CUET Preparation Today
Identify the correct relation between the molar mass of solute and Ebullioscopic constant. |
\(M_2 = \frac{1000 \times w_2 \times w_1}{\Delta T_b \times K_b}\) \(\Delta T_b = \frac{1000 \times w_2 \times K_b \times M_2}{w_1}\) \(M_2 = \frac{1000 \times w_2 \times K_b}{\Delta T_b \times w_1}\) \(M_2 = \frac{1000 \times w_1 \times K_b}{\Delta T_b \times w_2}\) |
\(M_2 = \frac{1000 \times w_2 \times K_b}{\Delta T_b \times w_1}\) |
The correct answer is option 3. \(M_2 = \frac{1000 \times w_2 \times K_b}{\Delta T_b \times w_1}\). To identify the correct relation between the molar mass of the solute (\(M_2\)) and the ebullioscopic constant (\(K_b\)), let us start by analyzing the fundamental equations and concepts related to boiling point elevation. The formula for boiling point elevation (\(\Delta T_b\)) is given by: \(\Delta T_b = K_b \times m\) -----(1) where: \(\Delta T_b\) is the boiling point elevation, \(K_b\) is the ebullioscopic constant, \(m\) is the molality of the solution. Molality (\(m\)) is defined as: \(m = \frac{n_2}{w_1} \times 1000\) ------(2) where: \(n_2\) is the number of moles of solute, \(w_1\) is the mass of the solvent in kilograms, The factor \(1000\) converts the molality from \( \text{mol/kg} \) to \( \text{mol/1000 g} \).
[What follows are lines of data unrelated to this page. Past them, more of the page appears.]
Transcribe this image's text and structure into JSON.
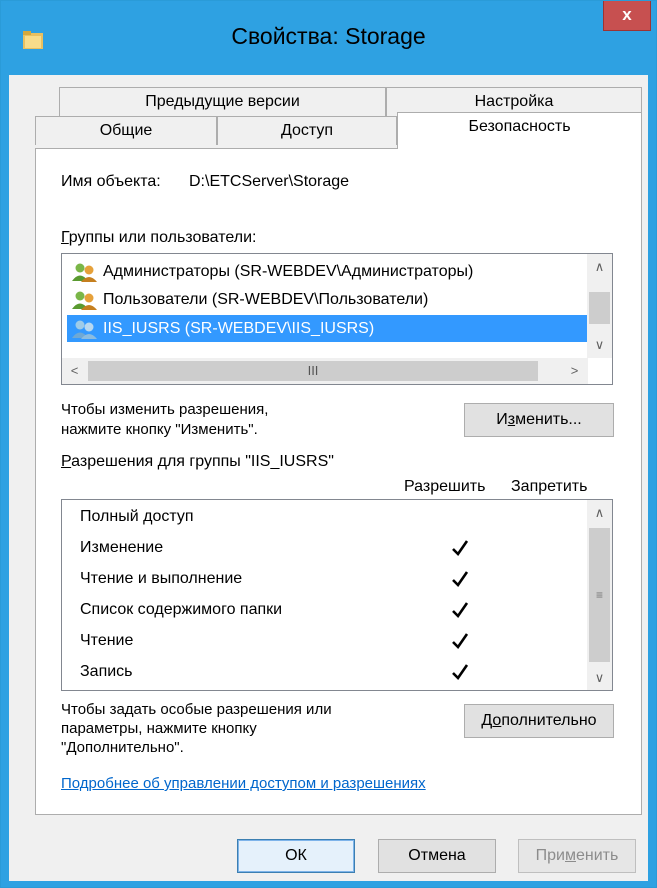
{
  "window": {
    "title": "Свойства: Storage",
    "close_label": "x"
  },
  "tabs": {
    "row1": [
      "Предыдущие версии",
      "Настройка"
    ],
    "row2": [
      "Общие",
      "Доступ",
      "Безопасность"
    ],
    "active": "Безопасность"
  },
  "object": {
    "label": "Имя объекта:",
    "value": "D:\\ETCServer\\Storage"
  },
  "groups": {
    "label_prefix": "Г",
    "label_rest": "руппы или пользователи:",
    "items": [
      "Администраторы (SR-WEBDEV\\Администраторы)",
      "Пользователи (SR-WEBDEV\\Пользователи)",
      "IIS_IUSRS (SR-WEBDEV\\IIS_IUSRS)"
    ],
    "selected_index": 2,
    "hscroll_thumb_glyph": "III"
  },
  "change": {
    "hint_line1": "Чтобы изменить разрешения,",
    "hint_line2": "нажмите кнопку \"Изменить\".",
    "button_pre": "И",
    "button_u": "з",
    "button_post": "менить..."
  },
  "permissions": {
    "label_prefix": "Р",
    "label_rest": "азрешения для группы \"IIS_IUSRS\"",
    "col_allow": "Разрешить",
    "col_deny": "Запретить",
    "rows": [
      {
        "name": "Полный доступ",
        "allow": false,
        "deny": false
      },
      {
        "name": "Изменение",
        "allow": true,
        "deny": false
      },
      {
        "name": "Чтение и выполнение",
        "allow": true,
        "deny": false
      },
      {
        "name": "Список содержимого папки",
        "allow": true,
        "deny": false
      },
      {
        "name": "Чтение",
        "allow": true,
        "deny": false
      },
      {
        "name": "Запись",
        "allow": true,
        "deny": false
      }
    ]
  },
  "advanced": {
    "hint_line1": "Чтобы задать особые разрешения или",
    "hint_line2": "параметры, нажмите кнопку",
    "hint_line3": "\"Дополнительно\".",
    "button_pre": "Д",
    "button_u": "о",
    "button_post": "полнительно"
  },
  "help_link": "Подробнее об управлении доступом и разрешениях",
  "footer": {
    "ok": "ОК",
    "cancel": "Отмена",
    "apply_pre": "При",
    "apply_u": "м",
    "apply_post": "енить"
  },
  "colors": {
    "titlebar": "#2ea1e2",
    "close": "#c75050",
    "selection": "#3399ff",
    "link": "#0066cc"
  }
}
The number of moles of solute (\(n_2\)) is: \(n_2 = \frac{w_2}{M_2}\) ----(3) where: \(w_2\) is the mass of the solute, \(M_2\) is the molar mass of the solute. From equation (2) and (3) \(m = \frac{\frac{w_2}{M_2}}{w_1} \times 1000 = \frac{1000 \times w_2}{M_2 \times w_1}\) \(\Delta T_b = K_b \times \frac{1000 \times w_2}{M_2 \times w_1}\) or, \(M_2 = \frac{1000 \times w_2 \times K_b}{\Delta T_b \times w_1}\) Based on the above derivation, the correct relation between the molar mass of the solute (\(M_2\)) and the ebullioscopic constant (\(K_b\)) is: \(M_2 = \frac{1000 \times w_2 \times K_b}{\Delta T_b \times w_1}\) So, the correct option is:3. \(M_2 = \frac{1000 \times w_2 \times K_b}{\Delta T_b \times w_1}\) |